Türk edebiyatının usta kalemi Sabahattin Ali’nin ‘Kürk Mantolu Madonna’ adlı eserinin beyazperde uyarlamasında Maria Puder karakterini canlandıracak olan Beren Saat üzerine konuşulurken, program sunucularından Funda Özkalyoncuoğlu, kitaptaki ‘Madonna’yı ünlü şarkıcı Madonna sandı.
“Yalnız bu kitap 1943’te yazıldı”
‘Madonna’nın hayatı bizim için enteresan olabilir’ diyen Funda Özkalyoncuoğlu’nu program moderatörü olan Jess Molho, “Yalnız bu kitap 1943’te yazıldı. Sabahattin Ali bu kitabı asker yıllarında çadırda yazmış” diye uyarınca şaşıran Özkalyoncuoğlu ve programın diğer sunucusu Sena Keçeli’nin ‘Madonna var mıydı o zamanlar?’ demeleri sosyal medyayı yıktı geçti.
Andrea Del Sarto imzalı “Madonna delle Arpie” tablosu Ali’nin romanına ilham vermiştir.

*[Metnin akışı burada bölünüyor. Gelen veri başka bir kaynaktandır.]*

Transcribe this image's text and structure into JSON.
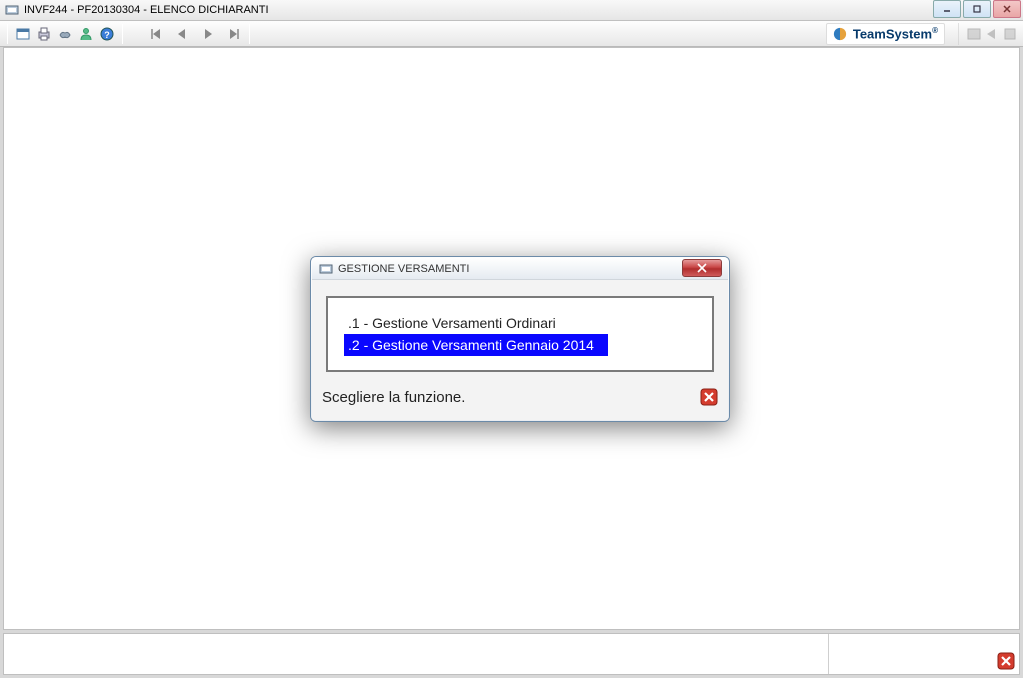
{
  "window": {
    "title": "INVF244  - PF20130304 -  ELENCO DICHIARANTI"
  },
  "brand": {
    "text": "TeamSystem"
  },
  "dialog": {
    "title": "GESTIONE VERSAMENTI",
    "options": [
      {
        "label": ".1 - Gestione Versamenti Ordinari",
        "selected": false
      },
      {
        "label": ".2 - Gestione Versamenti Gennaio 2014",
        "selected": true
      }
    ],
    "footer_text": "Scegliere la funzione."
  }
}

Sabahattin Ali’nin 1943 yılında yazdığı ‘Kürk Mantolu Madonna’ romanı, Türk edebiyatının başyapıtlarından biri sayılıyor. Kitabın baş karakterleri Maria Puder ve Raif Efendi. Raif Efendi, 20’li yaşlarında babasının isteği üzerine gittiği Berlin’de, sanata olan ilgisi sayesinde bir sanat galerisine gider. Galerideki tablolar arasında bir sanatçının otoportresini görür ve tablodaki kadını hiç tanımamasına rağmen platonik olarak aşık olur. Bu tablo onda daha önce hiç hissetmediği duygular uyandırır.

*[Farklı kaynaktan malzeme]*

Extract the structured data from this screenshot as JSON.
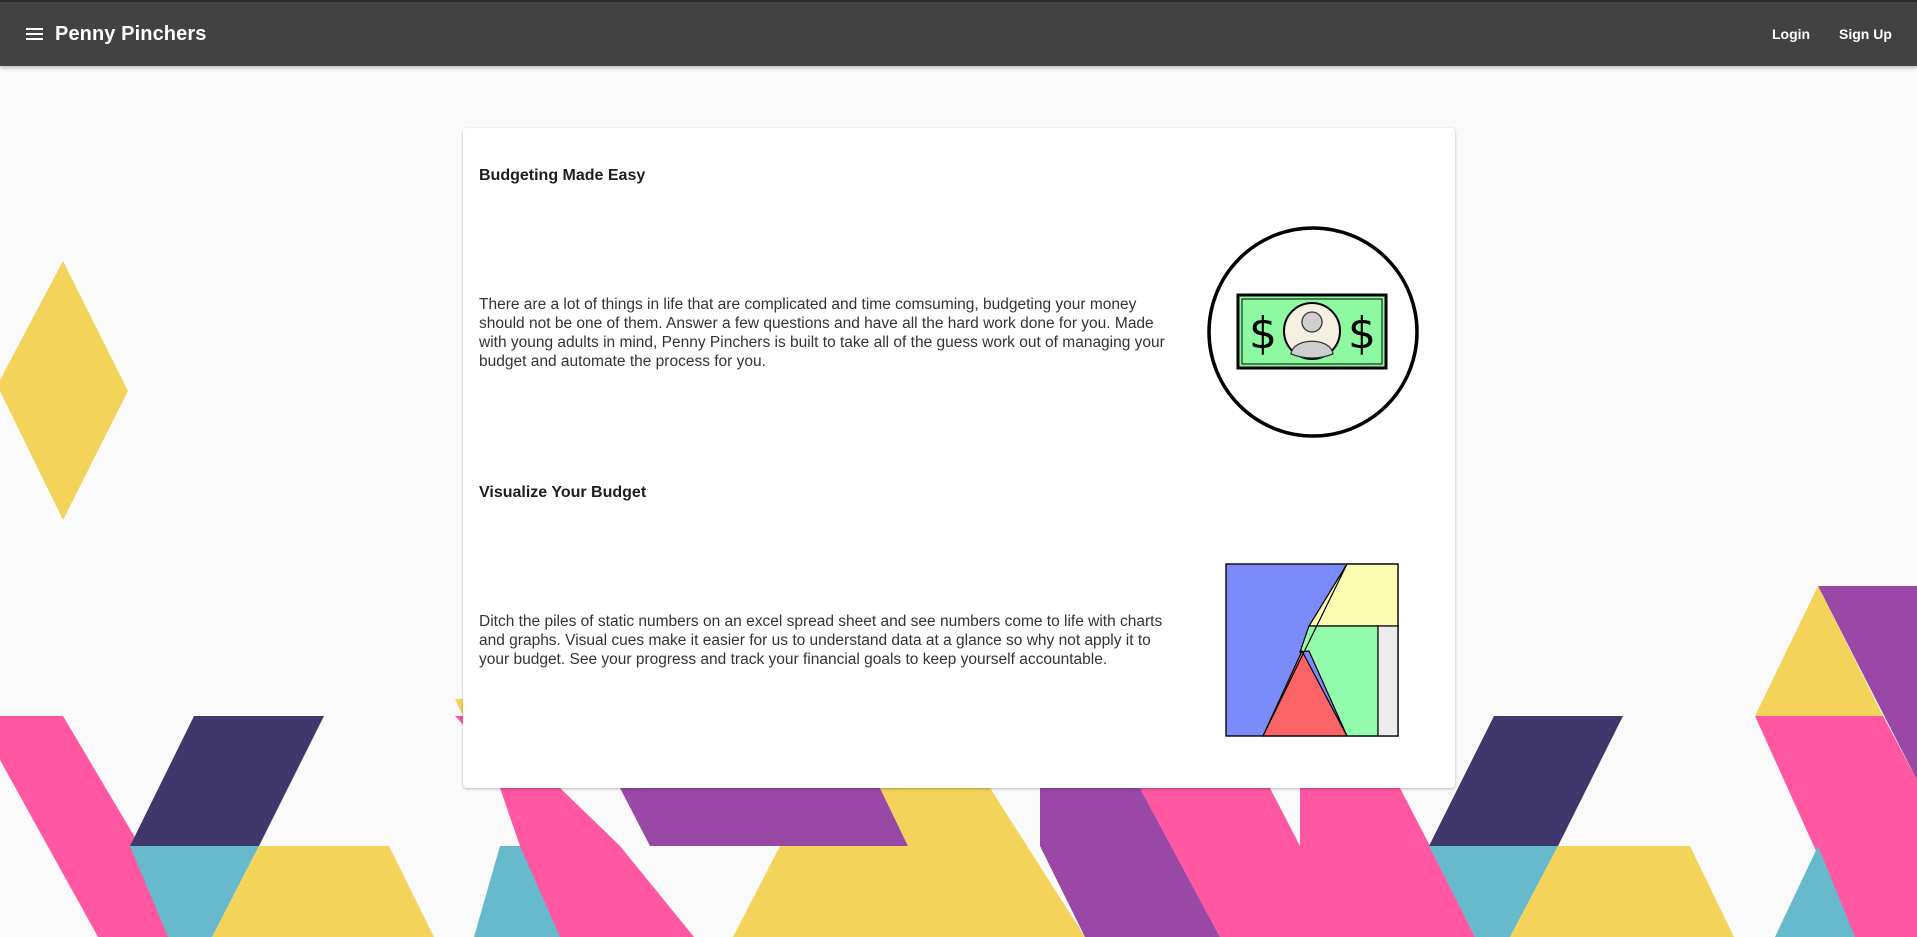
{
  "header": {
    "brand": "Penny Pinchers",
    "login_label": "Login",
    "signup_label": "Sign Up"
  },
  "sections": [
    {
      "title": "Budgeting Made Easy",
      "text": "There are a lot of things in life that are complicated and time comsuming, budgeting your money should not be one of them. Answer a few questions and have all the hard work done for you. Made with young adults in mind, Penny Pinchers is built to take all of the guess work out of managing your budget and automate the process for you.",
      "icon": "money-bill-icon"
    },
    {
      "title": "Visualize Your Budget",
      "text": "Ditch the piles of static numbers on an excel spread sheet and see numbers come to life with charts and graphs. Visual cues make it easier for us to understand data at a glance so why not apply it to your budget. See your progress and track your financial goals to keep yourself accountable.",
      "icon": "budget-chart-icon"
    }
  ],
  "colors": {
    "header_bg": "#424242",
    "page_bg": "#fafafa",
    "pink": "#ff57a1",
    "purple": "#9a48a5",
    "navy": "#40386c",
    "teal": "#67b9cc",
    "yellow": "#f3d35a",
    "bill_green": "#8dfaa2",
    "chart_blue": "#7b8cfa",
    "chart_yellow": "#fdfdb1",
    "chart_green": "#93fcac",
    "chart_red": "#fb6467"
  }
}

Raif Efendi tablodaki portrenin, Andrea Del Sarto tarafından yapılmış “Madonna delle Arpie” isimli tablodaki Madonna’nın portresine benzediğini düşünür. Tabloya o kadar hayran olur ki fırsat buldukça tabloyu görmeye gider, fakat başka gözlerin onu takip ettiğini farketmez. Artık ritüel halini alan bu tabloyu seyretme seansınlarından birinde bir kadın onun yanına gelir. Bu kadın, tablonun sahibi olan sanatçı Maria Puder’dir. Maria, Raif’in tabloya olan hayranlığının farkındadır. Raif ise başta onun kendisiyle alay eden biri olduğunu düşünür. Tablonun sahibi ile konuştuğunu öğrenince ise dünyası bir daha geri dönüşü olmayacak şekilde değişir.